Intel's Ultrabook Plan: Cheaper, With Touch Screens, and Marketed Like Crazy
If you needed evidence that tech specs are becoming irrelevant, Intel's ultrabook-obsessed press conference was place to find it.
Instead of talking about speeds and feeds, Intel was fixated on slimmer form factors and extra features, as the company showed off upcoming and concept ultrabooks with touch screens, new security features and even gyroscopes.
"The question that people ask is, 'what can I do with it, what is there for me, how can it help me to live my life better?" Mooly Eden, Vice President and General Manager of Intel's PC Client Group, said.
Intel created the ultrabook laptop category last fall, in response to Apple's Macbook Air and to the casual computing afforded by tablets. Intel wants ultrabooks, which emphasize slim design and long battery life over raw performance, to account for 40 percent of the laptop market by the end of this year.
To get there, prices will have to fall well below the $1,000 price point that Intel initially targeted. Eden promised that the cost of ultrabooks will drop this year, but didn't give any specifics. However, Lenovo, which has already shown off some of its ultrabooks at CES, is targeting $700 with one of its models, the U310.
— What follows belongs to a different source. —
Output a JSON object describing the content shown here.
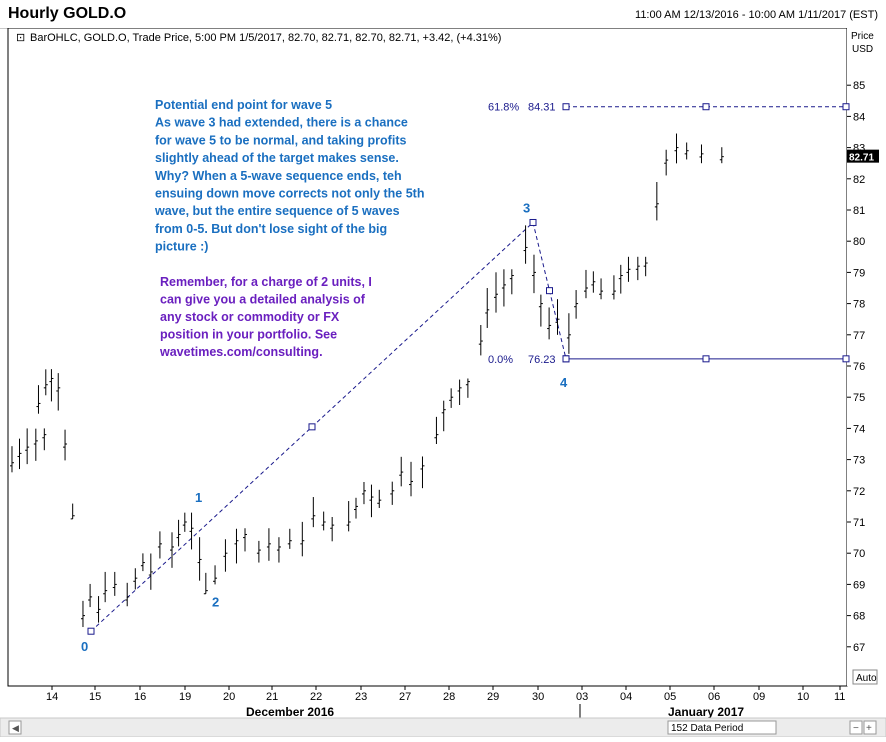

Intel is also adding new features to ultrabooks in hopes of making them more desirable than other thin and light laptops. In one demonstration, an Intel employee booked a hotel room on a concept PC by pressing a MasterCard against the touch pad. The feature, which will work only on the user's own PC, uses near-field communications technology, and will appear in future ultrabooks as a way to make secure payments on the Web.
Natural input methods, such as touch and voice, will eventually play a role in ultrabooks as well. In addition to a standard clamshell laptop with a touch screen, Intel also showed a concept laptop with a dual-sided transparent touch screen instead of a track pad, called Nikiski. When the laptop is closed, the screen shows e-mail, appointments and other important information through the underside of the laptop, using Microsoft's Metro interface. When open, the touch screen functions as a wide trackpad with palm detection.
Other concepts included a motion-sensing camera, similar to Microsoft's Kinect, a sliding tablet-laptop hybrid that resembled Asus' Eee Pad Slider, and a laptop with a gyroscope for tilt-based gaming.
Perhaps as a response to Apple's Siri and the rise of voice commands, Intel brought the chief marketing officer of Nuance, Peter Mahoney, on-stage to announce a strategic partnership that will bring voice integration to ultrabooks. Intel didn't actually demonstrate any of this technology, however.
Intel did spend a small amount of time talking about performance, but the brief tech demos the company showed--a 3D racing game, a wooden bridge blowing up with physics calculations for each piece of lumber, and a smoothly animated model of a 3D troll--only underscored how ultrabooks aren't cut out for high-end gaming. We didn't see any high-end shooters running on these low-powered laptops, for instance.
Intel's next computing platform, Ivy Bridge, had only a muted appearance at the press conference. Although some Ivy Bridge ultrabooks will launch this spring, the mainstream push will happen during the back-to-school season. The slew of near-finished ultrabooks on display run Intel's second-generation Core processors, based on Sandy Bridge.
Over the next few months, Intel is planning a big marketing push to turn mainstream consumers on to ultrabooks. Kevin Sellers, Intel's sales and marketing vice president, said this will be Intel's most significant advertising campaign since the launch of Centrino processors in 2003. The company is pitching ultrabooks as "a new era of computing," and while some may argue that tablets better deserve the title, you can't argue that thin, light and long-lasting computers have become more desirable to mainstream users than large laptops with beefy tech specs.